Ну и эти подвешенные снаружи лифты над подъездами — таких я больше нигде не видала.
Смотрю на ваши окна — вашей с Янкой детской и кабинета деда. Везде желто-зеленые шторы, в окне деда, представляешь, сидит серый пушистый кот и глядит на улицу!
Лучше бы я этого кота не видела… Подошел Саша, поглядел и тут же стал наносить кота на карту!
Хватит! Пора идти в дом! Но я опять и опять это откладываю, и мы идем через «сквозные» двери во двор, — и только потом уже поднимаемся к квартире…

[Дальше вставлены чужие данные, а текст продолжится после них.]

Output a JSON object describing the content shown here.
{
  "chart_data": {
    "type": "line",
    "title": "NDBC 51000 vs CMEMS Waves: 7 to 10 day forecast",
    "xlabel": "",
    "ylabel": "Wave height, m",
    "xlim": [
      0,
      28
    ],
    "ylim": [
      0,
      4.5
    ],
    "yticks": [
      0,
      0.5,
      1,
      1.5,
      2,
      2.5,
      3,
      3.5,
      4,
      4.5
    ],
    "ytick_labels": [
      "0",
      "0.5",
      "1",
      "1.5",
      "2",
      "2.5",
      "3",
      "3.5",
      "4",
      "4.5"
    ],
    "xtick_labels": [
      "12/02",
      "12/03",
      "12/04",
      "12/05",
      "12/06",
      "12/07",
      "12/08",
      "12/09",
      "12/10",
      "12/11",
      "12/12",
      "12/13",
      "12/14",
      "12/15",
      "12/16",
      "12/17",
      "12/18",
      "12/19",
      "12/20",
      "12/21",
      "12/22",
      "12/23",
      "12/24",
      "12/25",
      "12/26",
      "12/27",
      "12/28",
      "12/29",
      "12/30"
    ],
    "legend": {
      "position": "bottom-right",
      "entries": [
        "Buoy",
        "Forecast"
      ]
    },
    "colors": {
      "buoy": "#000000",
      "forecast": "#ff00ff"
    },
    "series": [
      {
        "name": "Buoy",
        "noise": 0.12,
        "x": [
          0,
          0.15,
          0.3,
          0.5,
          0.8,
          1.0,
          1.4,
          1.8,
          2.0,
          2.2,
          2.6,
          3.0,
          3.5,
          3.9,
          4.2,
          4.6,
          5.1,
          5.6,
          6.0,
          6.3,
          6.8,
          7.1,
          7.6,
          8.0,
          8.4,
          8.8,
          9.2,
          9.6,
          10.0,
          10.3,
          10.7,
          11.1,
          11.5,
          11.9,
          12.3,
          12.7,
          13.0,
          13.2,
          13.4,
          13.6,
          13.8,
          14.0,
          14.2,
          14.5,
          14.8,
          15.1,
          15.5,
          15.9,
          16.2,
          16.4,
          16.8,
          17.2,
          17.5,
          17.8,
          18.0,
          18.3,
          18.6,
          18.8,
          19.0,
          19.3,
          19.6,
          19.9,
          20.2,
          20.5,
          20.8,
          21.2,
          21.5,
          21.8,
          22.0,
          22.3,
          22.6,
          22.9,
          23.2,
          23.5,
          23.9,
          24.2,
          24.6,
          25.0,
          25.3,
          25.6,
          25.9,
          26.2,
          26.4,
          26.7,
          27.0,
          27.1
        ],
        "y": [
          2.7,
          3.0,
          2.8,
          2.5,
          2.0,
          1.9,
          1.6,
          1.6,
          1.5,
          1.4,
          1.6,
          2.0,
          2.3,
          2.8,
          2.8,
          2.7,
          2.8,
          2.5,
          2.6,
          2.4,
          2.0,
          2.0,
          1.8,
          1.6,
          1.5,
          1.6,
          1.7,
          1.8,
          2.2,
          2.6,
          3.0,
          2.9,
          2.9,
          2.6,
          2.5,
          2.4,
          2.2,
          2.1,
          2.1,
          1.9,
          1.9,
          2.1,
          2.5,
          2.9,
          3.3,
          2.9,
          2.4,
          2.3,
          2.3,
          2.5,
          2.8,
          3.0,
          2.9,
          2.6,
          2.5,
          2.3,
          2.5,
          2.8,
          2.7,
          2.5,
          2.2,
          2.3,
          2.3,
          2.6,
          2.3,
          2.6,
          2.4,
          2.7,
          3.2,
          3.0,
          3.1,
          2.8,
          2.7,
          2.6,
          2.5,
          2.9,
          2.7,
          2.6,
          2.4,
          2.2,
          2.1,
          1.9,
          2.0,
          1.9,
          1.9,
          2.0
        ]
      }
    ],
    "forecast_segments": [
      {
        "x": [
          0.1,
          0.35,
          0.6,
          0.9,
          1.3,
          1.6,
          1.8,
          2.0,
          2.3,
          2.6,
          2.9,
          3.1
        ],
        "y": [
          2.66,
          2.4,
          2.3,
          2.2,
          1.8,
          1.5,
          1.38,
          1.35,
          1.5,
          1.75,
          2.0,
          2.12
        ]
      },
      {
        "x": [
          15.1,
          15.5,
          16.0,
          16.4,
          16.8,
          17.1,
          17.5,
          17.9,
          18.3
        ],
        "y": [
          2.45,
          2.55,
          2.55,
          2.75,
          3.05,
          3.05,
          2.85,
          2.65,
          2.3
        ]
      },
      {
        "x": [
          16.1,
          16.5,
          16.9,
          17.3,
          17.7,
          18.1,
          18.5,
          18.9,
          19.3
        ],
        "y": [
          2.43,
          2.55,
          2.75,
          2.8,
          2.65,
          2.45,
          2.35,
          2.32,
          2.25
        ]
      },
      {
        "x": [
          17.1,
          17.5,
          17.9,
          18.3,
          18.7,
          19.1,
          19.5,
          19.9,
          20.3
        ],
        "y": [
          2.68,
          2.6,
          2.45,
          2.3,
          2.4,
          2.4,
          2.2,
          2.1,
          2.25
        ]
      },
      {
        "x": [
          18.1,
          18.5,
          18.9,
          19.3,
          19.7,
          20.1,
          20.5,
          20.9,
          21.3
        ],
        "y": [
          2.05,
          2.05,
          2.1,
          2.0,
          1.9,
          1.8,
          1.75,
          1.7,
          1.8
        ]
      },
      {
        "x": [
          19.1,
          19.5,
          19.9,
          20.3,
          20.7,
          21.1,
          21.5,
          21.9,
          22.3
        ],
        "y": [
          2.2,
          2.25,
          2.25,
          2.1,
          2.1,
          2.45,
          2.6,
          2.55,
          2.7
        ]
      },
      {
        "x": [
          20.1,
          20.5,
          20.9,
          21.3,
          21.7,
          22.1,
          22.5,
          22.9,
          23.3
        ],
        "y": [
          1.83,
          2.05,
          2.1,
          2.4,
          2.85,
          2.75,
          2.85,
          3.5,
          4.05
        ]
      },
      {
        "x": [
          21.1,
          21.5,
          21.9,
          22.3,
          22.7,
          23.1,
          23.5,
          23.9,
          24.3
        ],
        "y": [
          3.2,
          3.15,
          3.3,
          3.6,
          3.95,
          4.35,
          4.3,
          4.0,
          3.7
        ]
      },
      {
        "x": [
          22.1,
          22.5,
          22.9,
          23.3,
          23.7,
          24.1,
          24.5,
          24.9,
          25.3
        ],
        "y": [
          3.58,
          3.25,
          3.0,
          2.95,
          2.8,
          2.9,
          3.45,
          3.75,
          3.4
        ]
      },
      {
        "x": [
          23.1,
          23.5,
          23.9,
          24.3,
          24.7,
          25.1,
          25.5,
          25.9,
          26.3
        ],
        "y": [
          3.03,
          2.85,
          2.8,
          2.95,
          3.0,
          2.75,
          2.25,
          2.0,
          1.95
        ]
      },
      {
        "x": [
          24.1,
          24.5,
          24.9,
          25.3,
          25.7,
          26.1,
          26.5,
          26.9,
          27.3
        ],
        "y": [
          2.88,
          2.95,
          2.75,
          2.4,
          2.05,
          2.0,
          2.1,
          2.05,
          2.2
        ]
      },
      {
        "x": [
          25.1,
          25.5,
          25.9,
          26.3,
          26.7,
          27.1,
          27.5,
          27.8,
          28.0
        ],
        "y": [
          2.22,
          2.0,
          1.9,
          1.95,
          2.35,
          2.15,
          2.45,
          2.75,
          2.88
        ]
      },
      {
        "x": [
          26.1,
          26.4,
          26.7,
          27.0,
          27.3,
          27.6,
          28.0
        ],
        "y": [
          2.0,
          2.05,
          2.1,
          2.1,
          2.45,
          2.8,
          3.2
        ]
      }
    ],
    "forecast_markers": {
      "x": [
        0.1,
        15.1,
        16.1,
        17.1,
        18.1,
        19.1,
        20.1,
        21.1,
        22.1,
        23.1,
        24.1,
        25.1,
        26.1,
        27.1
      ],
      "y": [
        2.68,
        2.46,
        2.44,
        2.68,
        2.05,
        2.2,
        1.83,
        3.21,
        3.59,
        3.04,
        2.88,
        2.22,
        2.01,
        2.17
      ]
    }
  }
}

Конечно, во дворе я сразу начала искать «Сиреневый просек» (почему вы так странно говорили; «Просек»?), где женщина та была, о котором столько слышала и читала в твоей «Панаме».
Ничего подобного — не то, чтобы просек — ни одной сирени!
И никаких заборчиков, палисадничков, домика дворника — ни-че-го… ПОТОМУ ЧТО ДВОРА НЕТ!
Насколько я сориентировалась, вместо «просека» стоят совсем молодые липы, даже без листьев, видимо, только высаженные.
Глубже, как бы в следующем дворе, две 14-этажные башни из желтого облицовочного кирпича, а между ними, прямо перед вашим дворовым подъездом — красивый 3-этажный домик, красный с белым — «центр вычислительной техники» с детской площадкой перед ним.
Выходит, здесь все совершенно новое и ни следа этой вашей «Австро-Венгрии», этих заборных заплат, так что, надо думать, дворовых боев здесь вести было бы сейчас никак нельзя, и твой Колян был бы без дела».
…Коля-Колян…
Милый сумасшедший нашего двора…
Он жил с сестрой Калей, которая весь день играла на пианино. Выйдя во двор из дома, Коля тут же, сложив руки рупором, кричал в направлении льющихся из окна звуков.
— Каля! Я пошел миз (вниз), вам (непременно вам) ничего не надо? (Всегда только и только эти слова.)
Кале никогда ничего не было надо, кроме игры на пианино, и она продолжала ее, а Коле, видно, тоже ничего не было надо, никакого ответа ему важно было прокричать свое, что он и делал, сколько бы раз ни выходил во двор, а выходил он часто… После запроса Кале Коля поступал в наше распоряжение, и мы с его помощью начинали бой с соседним двором, выставив Колю впереди себя. Он был большой, высокий, с лохматой головой и длинными руками. Размахивая ими и что-то громко и непонятно крича, Коля внезапно выскакивал из-за угла и этим каждый раз страшно пугал противника, который — наша разведка доносила — уже подбирался к нам, — противник сдавался без боя.